Nuclear War / Buried / Graceland

Nuclear War / Buried / Graceland
15 March 2020
Old Red Lion Theatre

4.0 out of 5.0 stars

On Tuesday I ventured down to the Old Red Lion Theatre to see the three-play production Nuclear War / Buried / Graceland. Despite being a very small theatre, I really like the Old Red Lion. Their upstairs theatre room is quite intimate as the wooden benches are very close to the stage area. I’ve seen a few audience-participation plays in this theatre and they work incredibly well due to the limited space.

This triple-play production consists of Buried, Graceland, and Nuclear War, three plays that revolve around pain, loss, and the human condition.
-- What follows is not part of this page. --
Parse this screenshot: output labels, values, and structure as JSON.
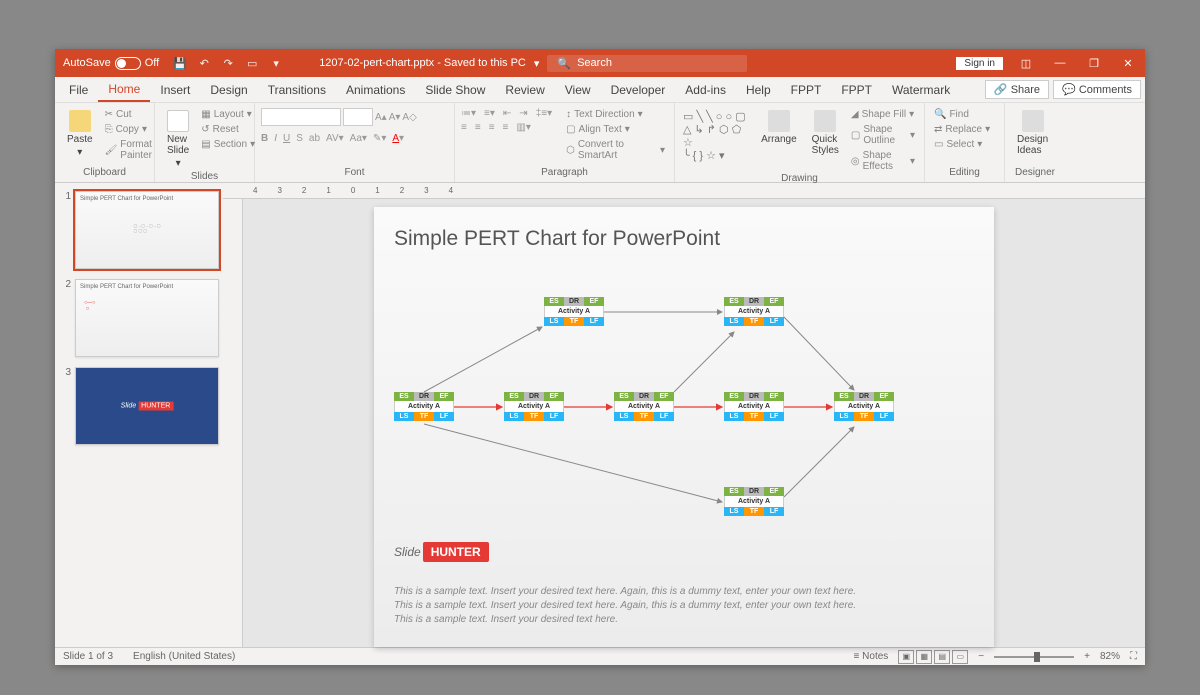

There are two 50 minute acts with a 15 minute interval, the production still runs until the 21st of March.

Buried is the first play to be performed, it is the emotional and intense story of Max Spencer’s life, told through the words of Max’s son David Spencer, the award winning writer of the play, and through the movement and voice of Max’s grandson, James Demaine. The stage is kept quite dark with spotlights where needed, as Demaine whirls across the stage in this non-linear tale of suffering and uncertainty. It’s gripping, it’s vivid, it has its funny moments and its gut wrenching moments. A beautifully harrowing tale of loss of humanity and the real life terror of war.

After the interval, Graceland is the first play to be performed. The setting is very different, with a traditional school desk, complete with attached chair, and a blackboard with lewd writing on it. Anthony Cozens plays Mr. Chrichton, a science teacher close to a mental breakdown, and we as the audience are being thrown into being his science class. Max Saunders-Singer’s play is very much directed at the audience and demands attention and participation. It starts off absolutely hilarious, but quickly veers into the chilling. Graceland examines betrayal, loss, and human capacity for pain and anguish. A stunning piece of writing that is perfect for providing some levity after the darkness of Buried, but is still very much on theme and works really well.

Lastly, it is time for Nuclear War, written by Simon Stephens and performed by Zöe Grain and Freya Sharp. This piece of movement theatre is presented in perfect timing between the two actors, overlapping each other’s speach, speaking simultaniously, moving in perfect unison. Nuclear War tackles the flow and heartache of loss, the difficulty of moving on and letting go, but in a more aetherial and uplifting manner than the two previous plays. It’s the perfect ending to this tryptich of plays, being a little less tangible while also imbuing the audience with a little lighthearted hope.


The three plays work very well together and are set in the perfect order, from the starkest to the most uplifting one. This is theatre for the heart and mind, theatre that makes you think and feel. A great conversation piece and beautiful selection of stories to present together.

Not light entertainment, but an examination of the trials we face as humans, the capacity we have for trudging on or letting the pain consume us. Very well presented and hard hitting in the best kind of way.